Keep in mind that these are only general estimates. While these may be a useful starting point to help you plan your retirement, you should consider speaking with a licensed financial adviser about your personal circumstances.
When should I retire?
Even though the preservation age and Age Pension age may be relevant considerations, there's no one age that's perfect for retirement. The important thing is to plan ahead for the possibility of a longer retirement than you might think. As Australians are living longer, it's important to consider that you may need more savings to avoid running out of money later in life. In some cases, this might mean exploring the idea of working longer than you originally expected.
For many people, it's not too early to start planning about their retirement and generally the sooner they start planning, the more time they’ll have, which can help better preparing themselves for the future. Ultimately, it's your decision when you start slowing down or stop working altogether, based on your circumstances and financial ability to do so.
Need help deciding when to retire?
If you’re a Rest member who wants to speak with a professional about your super or retirement plans, you can book a call with a Rest Adviser. Out of pocket advice fees apply for retirement planning. We’ll always talk to you about any fees first.
What to consider when planning your retirement?
Everyone’s goals and lifestyles are different, which means the amount you need for your retirement is also going to be different. It depends on many factors, with one important factor being how much money you'll need to support your lifestyle once you stop working. This will depend on a range of factors, including:
- your retirement goals
- your existing finances
- your expected expenses.
Ask yourself:
- what kind of lifestyle are you aiming for after you retire? i.e. comfortable, modest or something else.
- based on your preferred lifestyle, how much money do you think you’ll need each year?
- how many income source(s) will you have, and what type(s)? e.g. super, the Age Pension, and any investments you might have.

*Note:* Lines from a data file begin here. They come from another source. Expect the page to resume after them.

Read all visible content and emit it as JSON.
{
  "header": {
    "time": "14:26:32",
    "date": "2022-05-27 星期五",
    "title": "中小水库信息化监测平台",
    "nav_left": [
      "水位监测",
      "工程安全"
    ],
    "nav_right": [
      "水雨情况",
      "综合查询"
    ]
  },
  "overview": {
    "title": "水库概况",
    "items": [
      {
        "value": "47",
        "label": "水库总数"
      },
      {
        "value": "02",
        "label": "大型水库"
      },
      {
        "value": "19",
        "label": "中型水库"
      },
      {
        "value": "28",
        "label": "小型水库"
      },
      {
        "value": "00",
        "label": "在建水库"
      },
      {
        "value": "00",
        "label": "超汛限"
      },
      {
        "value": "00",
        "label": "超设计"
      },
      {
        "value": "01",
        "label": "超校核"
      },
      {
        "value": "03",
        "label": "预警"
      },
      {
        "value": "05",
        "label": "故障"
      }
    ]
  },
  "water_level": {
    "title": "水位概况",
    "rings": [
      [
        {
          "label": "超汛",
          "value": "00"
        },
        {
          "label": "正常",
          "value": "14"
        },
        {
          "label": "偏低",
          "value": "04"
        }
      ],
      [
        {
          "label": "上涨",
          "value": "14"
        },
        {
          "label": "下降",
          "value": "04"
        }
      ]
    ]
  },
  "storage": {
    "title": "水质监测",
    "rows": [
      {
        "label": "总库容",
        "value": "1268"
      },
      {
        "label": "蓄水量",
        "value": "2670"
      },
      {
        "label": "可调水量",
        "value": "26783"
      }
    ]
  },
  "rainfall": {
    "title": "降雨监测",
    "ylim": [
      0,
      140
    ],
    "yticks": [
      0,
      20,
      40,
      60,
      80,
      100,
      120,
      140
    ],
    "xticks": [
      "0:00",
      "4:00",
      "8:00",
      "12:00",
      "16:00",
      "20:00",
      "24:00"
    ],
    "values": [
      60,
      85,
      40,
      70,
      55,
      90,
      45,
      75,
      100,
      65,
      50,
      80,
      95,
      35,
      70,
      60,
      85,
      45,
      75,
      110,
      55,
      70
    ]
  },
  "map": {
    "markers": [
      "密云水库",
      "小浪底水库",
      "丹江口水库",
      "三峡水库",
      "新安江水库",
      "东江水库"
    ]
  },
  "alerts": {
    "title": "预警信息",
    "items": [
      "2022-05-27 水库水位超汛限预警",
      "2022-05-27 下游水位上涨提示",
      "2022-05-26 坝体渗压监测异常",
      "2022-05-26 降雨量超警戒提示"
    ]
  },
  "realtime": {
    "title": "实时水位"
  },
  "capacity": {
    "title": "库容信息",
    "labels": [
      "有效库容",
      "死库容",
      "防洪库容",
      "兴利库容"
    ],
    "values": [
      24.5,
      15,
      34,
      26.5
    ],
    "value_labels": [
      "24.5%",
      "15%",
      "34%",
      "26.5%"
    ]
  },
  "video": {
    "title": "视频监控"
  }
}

- will you have any debts, ongoing costs or other expected expenses? i.e. mortgage repayments or rent and medical expenses
- how close are you to retirement? If you’re planning to retire in 5 years, your plan could look very different from someone who’s retiring in 10 years.
These are only some considerations, so take the time to carefully plan and consider your retirement goals and finances, and if required speak to a licensed financial adviser. This may help you set yourself up for a retirement that meets your unique needs and aspirations.
Transition to retirement
If you’re ready to slow down and reduce the hours you work, accessing some of your super through a transition to retirement (TTR) account can be one way to supplement your work income as you approach retirement age. Depending on your circumstances, it may be possible to maintain a similar level of take-home pay.
With a transition to retirement account, you can access your super savings while you’re still working. It’s an option for those who may not be ready to fully retire but want to gradually reduce their working hours while still receiving an income.
To be eligible for a transition to retirement strategy, you must have reached your preservation age. Generally, this strategy may suit those who:
- are still in the workforce
- have existing super benefits
- want to continue to receive super contributions
- are transitioning to retirement.
It’s important to keep in mind that accessing your super through a TTR income reduces your retirement savings and may impact your government benefits and life insurance. It’s a good idea to speak with a financial adviser to make sure a transition to retirement strategy is right for you and your retirement plans.